Since the film doesn't boast wall-to-wall graphic violence, it relies on the challenges and games played by the characters to generate excitement. Unfortunately this comes at the expense of the characters themselves. They start out as cardboard cutouts in peril and don't really get fleshed out over the course of the film. Most of them are lucky if they have one defining characteristic. This makes it quite difficult to identify with them on any level other than the superficial. Considering the film is practically two hours long, the stunted characters demonstrate how little of a premium director Yohei Fukuda places on them. Fukuda is completely focused on mentally and physically punishing the soon to be slaughtered lambs and his effort shows in this area. The film carries a suitably grungy look which contrasts nicely with the pure simplicity of the games that are being played.
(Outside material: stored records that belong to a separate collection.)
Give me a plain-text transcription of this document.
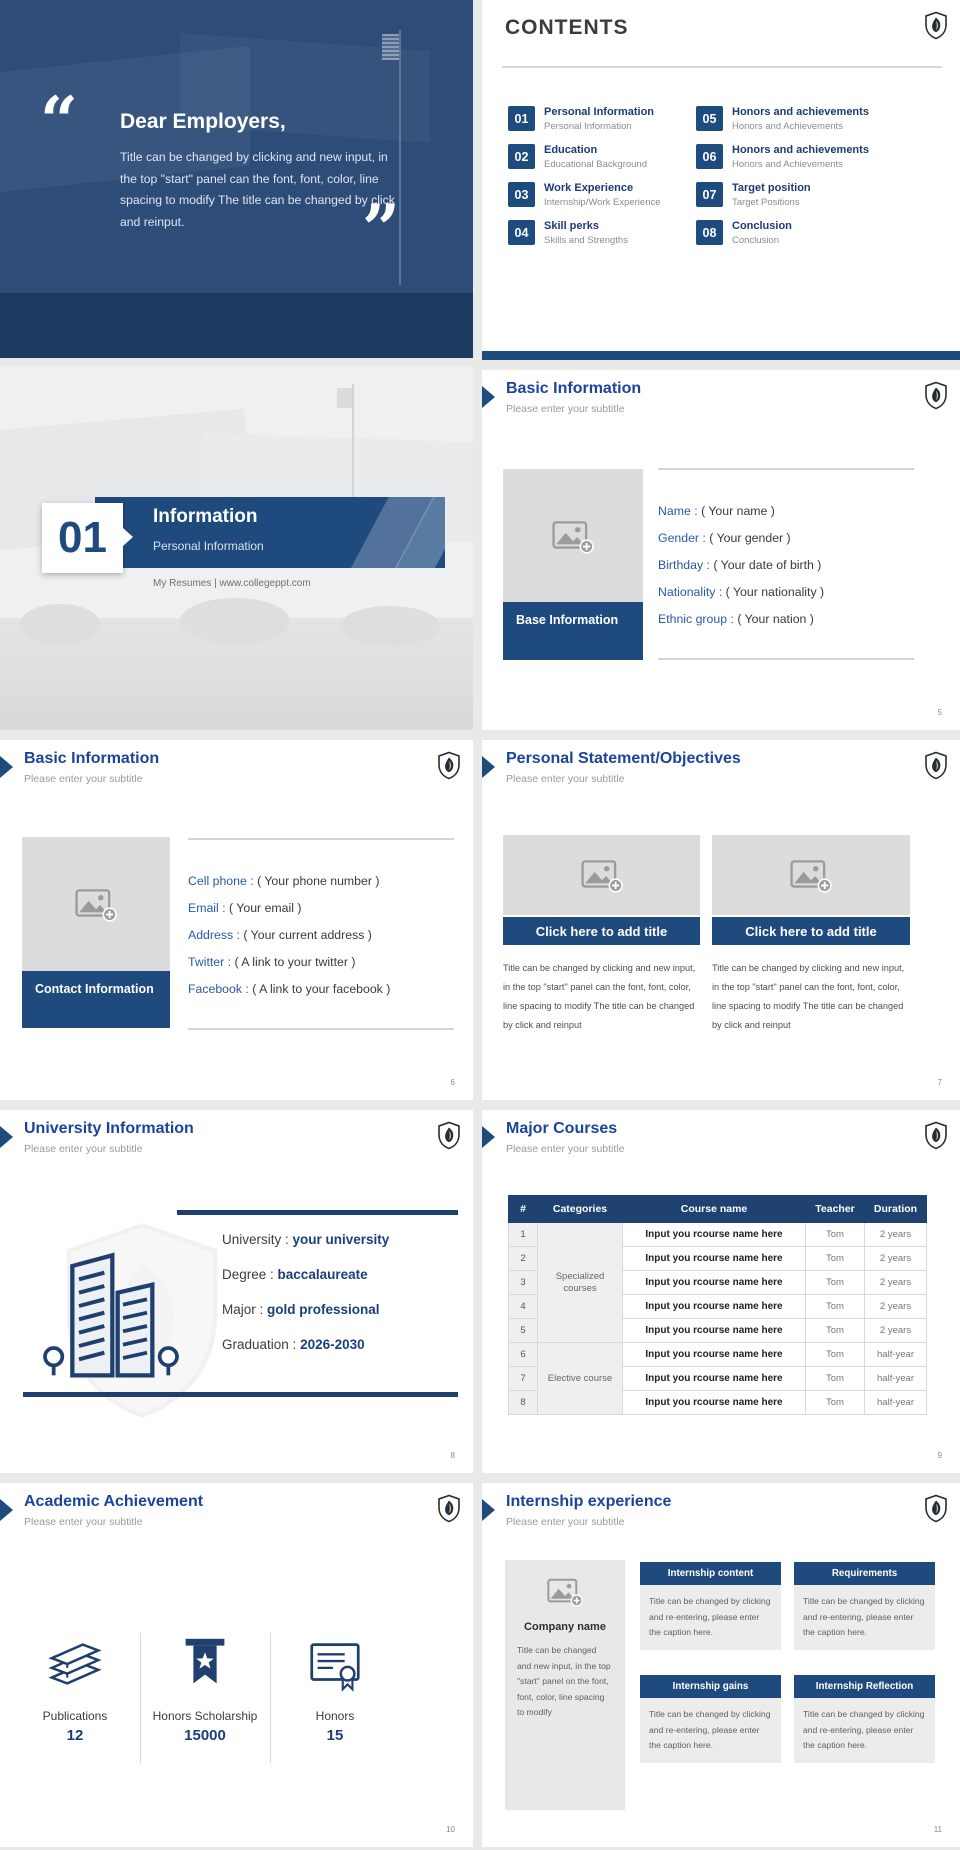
“ Dear Employers,
Title can be changed by clicking and new input, in the top "start" panel can the font, font, color, line spacing to modify The title can be changed by click and reinput.	”
CONTENTS
01	Personal Information
Personal Information
02	Education
Educational Background
03	Work Experience
Internship/Work Experience
04	Skill perks
Skills and Strengths
05	Honors and achievements
Honors and Achievements
06	Honors and achievements
Honors and Achievements
07	Target position
Target Positions
08	Conclusion
Conclusion
Information
Personal Information
01
My Resumes | www.collegeppt.com
Basic Information
Please enter your subtitle
Base Information
Name : ( Your name )
Gender : ( Your gender )
Birthday : ( Your date of birth )
Nationality : ( Your nationality )
Ethnic group : ( Your nation )
5
Basic Information
Please enter your subtitle
Contact Information
Cell phone : ( Your phone number )
Email : ( Your email )
Address : ( Your current address )
Twitter : ( A link to your twitter )
Facebook : ( A link to your facebook )
6
Personal Statement/Objectives
Please enter your subtitle
Click here to add title
Title can be changed by clicking and new input, in the top "start" panel can the font, font, color, line spacing to modify The title can be changed by click and reinput
Click here to add title
Title can be changed by clicking and new input, in the top "start" panel can the font, font, color, line spacing to modify The title can be changed by click and reinput
7
University Information
Please enter your subtitle
University : your university
Degree : baccalaureate
Major : gold professional
Graduation : 2026-2030
8
Major Courses
Please enter your subtitle
#	Categories	Course name	Teacher	Duration
1	Specialized courses	Input you rcourse name here	Tom	2 years
2		Input you rcourse name here	Tom	2 years
3		Input you rcourse name here	Tom	2 years
4		Input you rcourse name here	Tom	2 years
5		Input you rcourse name here	Tom	2 years
6	Elective course	Input you rcourse name here	Tom	half-year
7		Input you rcourse name here	Tom	half-year
8		Input you rcourse name here	Tom	half-year
9
Academic Achievement
Please enter your subtitle
Publications
12
Honors Scholarship
15000
Honors
15
10
Internship experience
Please enter your subtitle
Company name
Title can be changed and new input, in the top "start" panel on the font, font, color, line spacing to modify
Internship content
Title can be changed by clicking and re-entering, please enter the caption here.
Requirements
Title can be changed by clicking and re-entering, please enter the caption here.
Internship gains
Title can be changed by clicking and re-entering, please enter the caption here.
Internship Reflection
Title can be changed by clicking and re-entering, please enter the caption here.
11
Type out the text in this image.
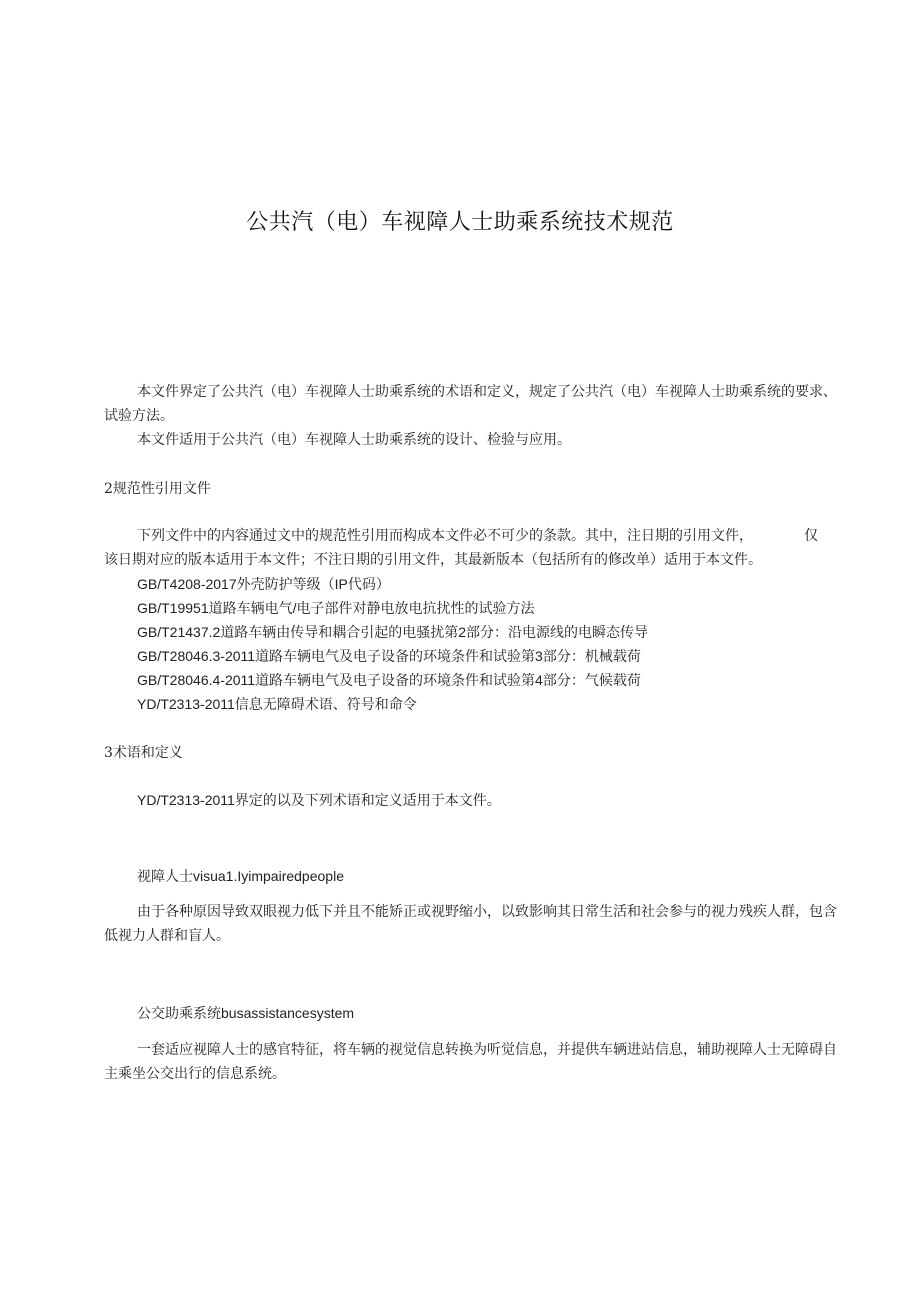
公共汽（电）车视障人士助乘系统技术规范
本文件界定了公共汽（电）车视障人士助乘系统的术语和定义，规定了公共汽（电）车视障人士助乘系统的要求、试验方法。
本文件适用于公共汽（电）车视障人士助乘系统的设计、检验与应用。
2规范性引用文件
下列文件中的内容通过文中的规范性引用而构成本文件必不可少的条款。其中，注日期的引用文件，	仅
该日期对应的版本适用于本文件；不注日期的引用文件，其最新版本（包括所有的修改单）适用于本文件。
GB/T4208-2017外壳防护等级（IP代码）
GB/T19951道路车辆电气/电子部件对静电放电抗扰性的试验方法
GB/T21437.2道路车辆由传导和耦合引起的电骚扰第2部分：沿电源线的电瞬态传导
GB/T28046.3-2011道路车辆电气及电子设备的环境条件和试验第3部分：机械载荷
GB/T28046.4-2011道路车辆电气及电子设备的环境条件和试验第4部分：气候载荷
YD/T2313-2011信息无障碍术语、符号和命令
3术语和定义
YD/T2313-2011界定的以及下列术语和定义适用于本文件。
视障人士visua1.Iyimpairedpeople
由于各种原因导致双眼视力低下并且不能矫正或视野缩小，以致影响其日常生活和社会参与的视力残疾人群，包含低视力人群和盲人。
公交助乘系统busassistancesystem
一套适应视障人士的感官特征，将车辆的视觉信息转换为听觉信息，并提供车辆进站信息，辅助视障人士无障碍自主乘坐公交出行的信息系统。
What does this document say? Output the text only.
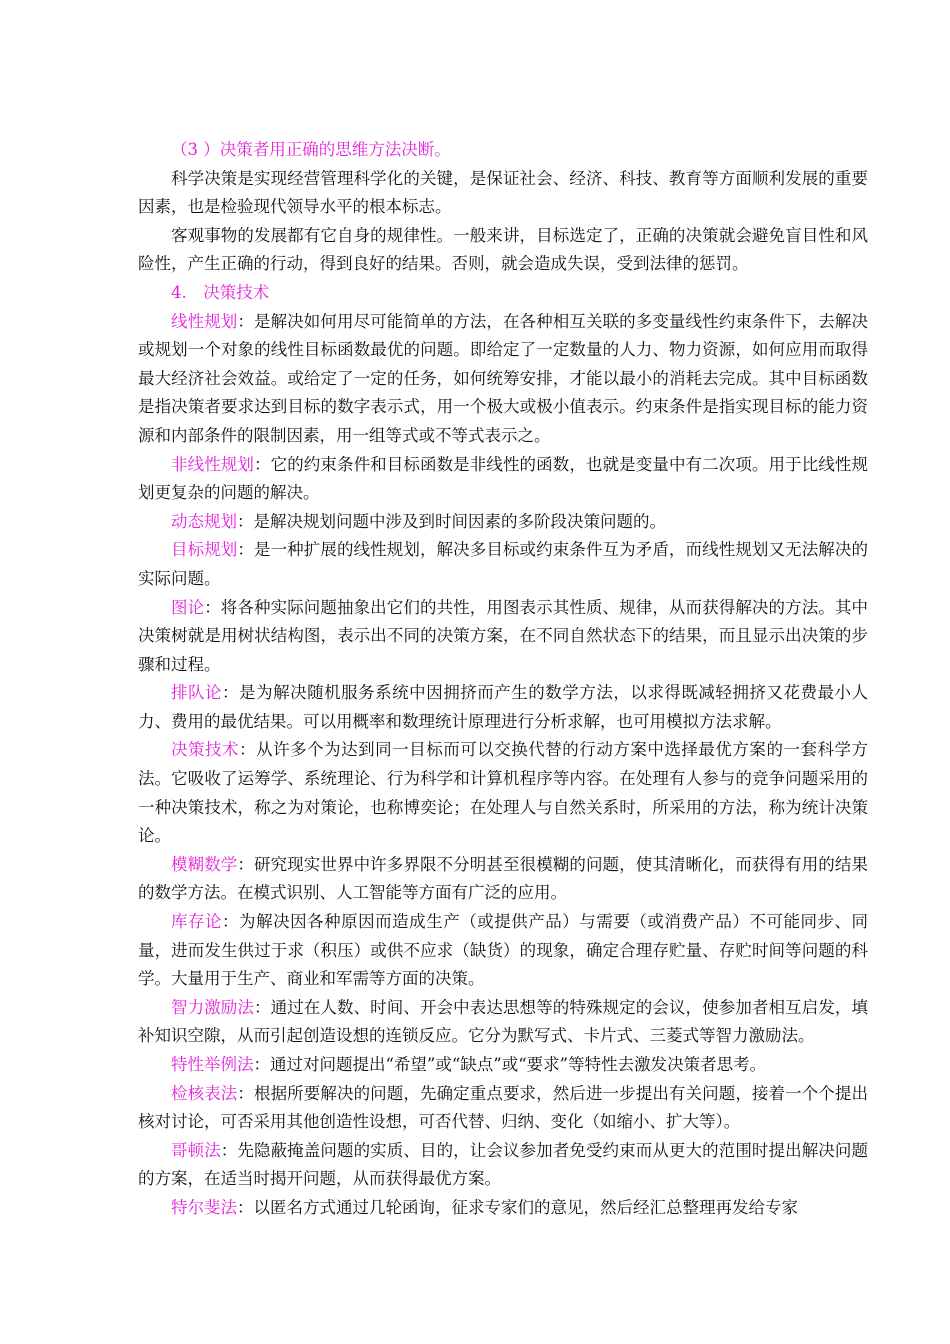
（3 ）决策者用正确的思维方法决断。

科学决策是实现经营管理科学化的关键，是保证社会、经济、科技、教育等方面顺利发展的重要因素，也是检验现代领导水平的根本标志。

客观事物的发展都有它自身的规律性。一般来讲，目标选定了，正确的决策就会避免盲目性和风险性，产生正确的行动，得到良好的结果。否则，就会造成失误，受到法律的惩罚。

4.　决策技术

线性规划：是解决如何用尽可能简单的方法，在各种相互关联的多变量线性约束条件下，去解决或规划一个对象的线性目标函数最优的问题。即给定了一定数量的人力、物力资源，如何应用而取得最大经济社会效益。或给定了一定的任务，如何统筹安排，才能以最小的消耗去完成。其中目标函数是指决策者要求达到目标的数字表示式，用一个极大或极小值表示。约束条件是指实现目标的能力资源和内部条件的限制因素，用一组等式或不等式表示之。

非线性规划：它的约束条件和目标函数是非线性的函数，也就是变量中有二次项。用于比线性规划更复杂的问题的解决。

动态规划：是解决规划问题中涉及到时间因素的多阶段决策问题的。

目标规划：是一种扩展的线性规划，解决多目标或约束条件互为矛盾，而线性规划又无法解决的实际问题。

图论：将各种实际问题抽象出它们的共性，用图表示其性质、规律，从而获得解决的方法。其中决策树就是用树状结构图，表示出不同的决策方案，在不同自然状态下的结果，而且显示出决策的步骤和过程。

排队论：是为解决随机服务系统中因拥挤而产生的数学方法，以求得既减轻拥挤又花费最小人力、费用的最优结果。可以用概率和数理统计原理进行分析求解，也可用模拟方法求解。

决策技术：从许多个为达到同一目标而可以交换代替的行动方案中选择最优方案的一套科学方法。它吸收了运筹学、系统理论、行为科学和计算机程序等内容。在处理有人参与的竞争问题采用的一种决策技术，称之为对策论，也称博奕论；在处理人与自然关系时，所采用的方法，称为统计决策论。

模糊数学：研究现实世界中许多界限不分明甚至很模糊的问题，使其清晰化，而获得有用的结果的数学方法。在模式识别、人工智能等方面有广泛的应用。

库存论：为解决因各种原因而造成生产（或提供产品）与需要（或消费产品）不可能同步、同量，进而发生供过于求（积压）或供不应求（缺货）的现象，确定合理存贮量、存贮时间等问题的科学。大量用于生产、商业和军需等方面的决策。

智力激励法：通过在人数、时间、开会中表达思想等的特殊规定的会议，使参加者相互启发，填补知识空隙，从而引起创造设想的连锁反应。它分为默写式、卡片式、三菱式等智力激励法。

特性举例法：通过对问题提出“希望”或“缺点”或“要求”等特性去激发决策者思考。

检核表法：根据所要解决的问题，先确定重点要求，然后进一步提出有关问题，接着一个个提出核对讨论，可否采用其他创造性设想，可否代替、归纳、变化（如缩小、扩大等）。

哥顿法：先隐蔽掩盖问题的实质、目的，让会议参加者免受约束而从更大的范围时提出解决问题的方案，在适当时揭开问题，从而获得最优方案。

特尔斐法：以匿名方式通过几轮函询，征求专家们的意见，然后经汇总整理再发给专家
One area where the film develops an identity of its own is in the humor department. Don't get me wrong. There isn't anything funny about a group of people being systematically killed but I give the film credit for gleefully looking on the perverse side of things. The Saw franchise has Jigsaw and DeathTube has...well, I won't spoil it but the film's mascot is both ridiculous and fitting in a uniquely Japanese way. At other points, a wry sensibility is revealed by the fact that viewers leave comments on the DeathTube website while the players are going through their ordeal. The comments are snide, mean and condescending which is not surprising given how folks tend to abuse the shroud of anonymity that the internet provides. Of course, the joke's on them since DeathTube is constantly on the look out for more participants...and they fit the bill.